Reprise de négociations «cruciales» pour le climat aux Nations unies

Les négociateurs doivent aborder plusieurs questions clés, dont le fonctionnement des mécanismes de marchés carbone prévus par l’article 6 de l’Accord de Paris.
Photo: Arindam Dey Agence France-Presse Les négociateurs doivent aborder plusieurs questions clés, dont le fonctionnement des mécanismes de marchés carbone prévus par l’article 6 de l’Accord de Paris.

À six mois d’une importante Conférence climat, les Nations unies ont repris lundi — par visioconférence — des négociations « cruciales », l’élection de Joe Biden ayant redonné un coup de fouet à la lutte contre le réchauffement climatique.

« Nous sommes à un moment pivot dans une année cruciale », a lancé Patricia Espinosa, la responsable climat de l’ONU, en lançant cette session de négociations informelles sur les points toujours en suspens de l’Accord de Paris, conclu en 2015.

Ces discussions, qui ne doivent pas déboucher sur des décisions fermes, sont les premières depuis l’échec de la COP25 de Madrid fin 2019. La pandémie de COVID-19 avait depuis mis à l’arrêt la diplomatie du climat, et les attentes se concentrent sur la COP26, reportée d’un an et désormais prévue en novembre à Glasgow. Mme Espinosa a donc appelé les délégués à préparer « des décisions prêtes pour l’adoption » en Écosse. « Il est crucial de rattraper le temps perdu et que la COP soit un succès. C’est un test de notre crédibilité », a-t-elle lancé.

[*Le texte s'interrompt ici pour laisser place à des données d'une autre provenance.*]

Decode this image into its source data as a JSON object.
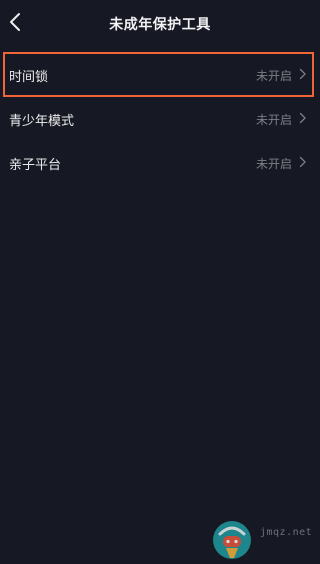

Un message repris en écho par les participants à un sommet virtuel sur le climat à Séoul du P4G, « Partnering for Green Growth », dont la déclaration finale lundi a appelé à agir décisivement.

L’envoyé spécial américain pour le climat, John Kerry, a appelé tous les pays, et pas seulement les pays développés, à faire un effort. Tandis que la présidente de la Commission européenne, Ursula von der Leyen, a jugé qu’il s’agissait d’un sujet « d’intérêt pour soi-même, d’intérêt mutuel et d’intérêt collectif ».

Le sommet en ligne sur le climat convoqué fin avril par le nouveau locataire de la Maison-Blanche a vu les grands pays émetteurs redoubler d’engagements vers la neutralité carbone, à commencer par les États-Unis eux-mêmes. Et la lutte contre le changement climatique figurera en bonne place au sommet du G7 en Cornouailles du 11 au 13 juin, pendant les discussions onusiennes. Le club des pays riches s’est tout récemment déjà engagé à stopper toute aide publique aux centrales à charbon, très polluantes.

Urgence

Un militantisme bienvenu étant donné que les scientifiques alertent sur l’urgence face à un bouleversement qui menace de conséquences irréversibles. Les catastrophes climatiques se multiplient, et « la trajectoire actuelle n’est pas en ligne avec les objectifs de l’accord de Paris », a rappelé Mme Espinosa.À savoir limiter le réchauffement à « 2 °C par rapport à l’ère préindustrielle, et si possible » 1,5 °C. Ce dernier seuil pourrait précisément être franchi au cours d’une des cinq prochaines années, a récemment mis en garde l’Organisation météorologique mondiale.

Les négociateurs doivent aborder plusieurs questions clés, dont le fonctionnement des mécanismes de marchés carbone prévus par l’article 6 de l’Accord de Paris, sur lequel les quelque 200 signataires n’arrivent toujours pas à s’accorder.

Des règles de fonctionnement de l’accord, notamment en matière de transparence, restent également à déterminer, tout comme la question des plans d’adaptation aux conséquences du changement climatique ou l’engagement des pays développés de financer à hauteur de 100 milliards de dollars par an d’ici à 2025 les politiques climatiques des pays pauvres.

Enfin, de nombreux pays doivent encore établir leurs engagements révisés de réduction d’émissions, qui sont, selon l’ONU, encore loin de permettre de tenir les objectifs de l’Accord de Paris.